AIM: To compare the cardiovascular (CV) safety of linagliptin with glimepiride in older and younger participants in the CAROLINA trial in both prespecified and post hoc analyses. MATERIALS AND METHODS: People aged 40 to 85 years with relatively early type 2 diabetes, inadequate glycaemic control and elevated CV risk were randomly assigned to linagliptin 5 mg or glimepiride 1 to 4 mg. The primary endpoint was time to first occurrence of three‐point major adverse CV events (MACE: CV death, non‐fatal myocardial infarction, or non‐fatal stroke).
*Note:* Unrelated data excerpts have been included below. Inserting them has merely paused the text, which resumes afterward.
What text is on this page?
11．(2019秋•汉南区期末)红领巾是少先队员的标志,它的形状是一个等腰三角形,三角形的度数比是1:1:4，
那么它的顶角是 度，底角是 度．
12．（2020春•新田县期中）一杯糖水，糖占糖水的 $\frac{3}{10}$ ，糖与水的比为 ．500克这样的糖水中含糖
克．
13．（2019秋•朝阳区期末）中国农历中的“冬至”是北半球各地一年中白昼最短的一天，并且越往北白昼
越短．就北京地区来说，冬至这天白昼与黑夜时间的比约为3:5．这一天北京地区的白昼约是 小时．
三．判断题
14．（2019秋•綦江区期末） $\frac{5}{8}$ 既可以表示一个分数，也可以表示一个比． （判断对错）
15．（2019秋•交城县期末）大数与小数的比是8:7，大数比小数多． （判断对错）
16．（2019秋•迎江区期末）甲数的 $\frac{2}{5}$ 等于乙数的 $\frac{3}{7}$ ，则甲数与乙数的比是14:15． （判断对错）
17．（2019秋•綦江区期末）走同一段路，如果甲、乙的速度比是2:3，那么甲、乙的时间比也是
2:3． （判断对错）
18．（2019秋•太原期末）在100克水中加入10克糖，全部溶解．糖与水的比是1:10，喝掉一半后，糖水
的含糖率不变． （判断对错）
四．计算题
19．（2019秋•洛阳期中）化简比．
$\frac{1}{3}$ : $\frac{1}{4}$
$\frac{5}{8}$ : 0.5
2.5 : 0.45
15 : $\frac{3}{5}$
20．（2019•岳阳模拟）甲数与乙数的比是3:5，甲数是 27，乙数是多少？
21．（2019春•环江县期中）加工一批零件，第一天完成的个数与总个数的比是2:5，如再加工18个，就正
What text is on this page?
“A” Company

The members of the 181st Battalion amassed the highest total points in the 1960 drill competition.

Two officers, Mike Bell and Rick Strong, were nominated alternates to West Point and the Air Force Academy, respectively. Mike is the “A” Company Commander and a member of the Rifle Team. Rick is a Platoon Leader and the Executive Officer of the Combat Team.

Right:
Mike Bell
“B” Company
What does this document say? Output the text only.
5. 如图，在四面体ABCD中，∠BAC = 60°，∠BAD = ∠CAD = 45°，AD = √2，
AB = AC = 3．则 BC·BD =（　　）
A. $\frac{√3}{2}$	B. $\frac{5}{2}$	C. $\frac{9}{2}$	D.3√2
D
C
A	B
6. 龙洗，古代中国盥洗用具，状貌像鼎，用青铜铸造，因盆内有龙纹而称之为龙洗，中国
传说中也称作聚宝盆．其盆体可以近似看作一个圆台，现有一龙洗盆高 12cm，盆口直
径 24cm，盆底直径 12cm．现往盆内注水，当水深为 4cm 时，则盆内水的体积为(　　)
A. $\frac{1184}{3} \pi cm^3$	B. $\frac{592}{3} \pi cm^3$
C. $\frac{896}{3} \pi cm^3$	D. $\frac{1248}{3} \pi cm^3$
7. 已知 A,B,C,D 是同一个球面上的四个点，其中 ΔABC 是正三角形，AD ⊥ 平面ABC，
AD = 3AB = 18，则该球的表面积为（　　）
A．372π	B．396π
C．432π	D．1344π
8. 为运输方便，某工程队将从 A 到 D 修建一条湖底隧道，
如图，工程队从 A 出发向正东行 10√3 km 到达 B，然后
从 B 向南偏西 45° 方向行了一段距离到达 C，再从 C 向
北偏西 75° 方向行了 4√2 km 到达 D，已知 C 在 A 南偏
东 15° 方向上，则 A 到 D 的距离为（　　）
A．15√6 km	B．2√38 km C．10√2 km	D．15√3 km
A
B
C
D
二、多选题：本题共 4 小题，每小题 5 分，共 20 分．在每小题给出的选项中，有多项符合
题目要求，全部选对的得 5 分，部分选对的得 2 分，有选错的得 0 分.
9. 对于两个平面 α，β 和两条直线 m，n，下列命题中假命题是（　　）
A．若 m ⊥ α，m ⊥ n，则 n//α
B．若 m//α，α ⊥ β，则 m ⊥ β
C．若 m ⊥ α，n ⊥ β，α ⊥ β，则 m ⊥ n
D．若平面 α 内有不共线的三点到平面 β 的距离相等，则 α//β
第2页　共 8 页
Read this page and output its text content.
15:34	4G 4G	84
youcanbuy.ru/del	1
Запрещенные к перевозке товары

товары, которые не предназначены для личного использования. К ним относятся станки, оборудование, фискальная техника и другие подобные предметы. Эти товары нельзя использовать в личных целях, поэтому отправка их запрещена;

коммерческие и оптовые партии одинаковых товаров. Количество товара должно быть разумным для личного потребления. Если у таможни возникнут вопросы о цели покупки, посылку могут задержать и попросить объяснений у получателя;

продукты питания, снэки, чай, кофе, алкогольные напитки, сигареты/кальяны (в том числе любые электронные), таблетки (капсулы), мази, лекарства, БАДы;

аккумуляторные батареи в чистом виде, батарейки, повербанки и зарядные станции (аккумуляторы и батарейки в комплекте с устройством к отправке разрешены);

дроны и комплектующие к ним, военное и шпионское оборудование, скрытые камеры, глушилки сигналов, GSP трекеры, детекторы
We evaluated clinical and safety outcomes across age groups. RESULTS: Of 6033 participants, 50.7% were aged <65 years, 35.3% were aged 65 to 74 years, and 14.0% were aged ≥75 years. During the 6.3‐year median follow‐up, CV/mortality outcomes did not differ between linagliptin and glimepiride overall (hazard ratio [HR] for three‐point MACE 0.98, 95.47% confidence interval [CI] 0.84, 1.14) or across age groups (interaction P >0.05). Between treatment groups, reductions in glycated haemoglobin were comparable across age groups but moderate‐to‐severe hypoglycaemia was markedly reduced with linagliptin (HR 0.18, 95% CI 0.15, 0.21) with no differences among age groups (P = 0.23). Mean weight was −1.54 kg (95% CI –1.80, –1.28) lower for linagliptin versus glimepiride. Adverse events increased with age, but were generally balanced between treatment groups. Significantly fewer falls or fractures occurred with linagliptin. CONCLUSIONS: Linagliptin and glimepiride were comparable for CV/mortality outcomes across age groups. Linagliptin had significantly lower risk of hypoglycaemia and falls or fractures than glimepiride, including in “older‐old” individuals for whom these are particularly important treatment considerations.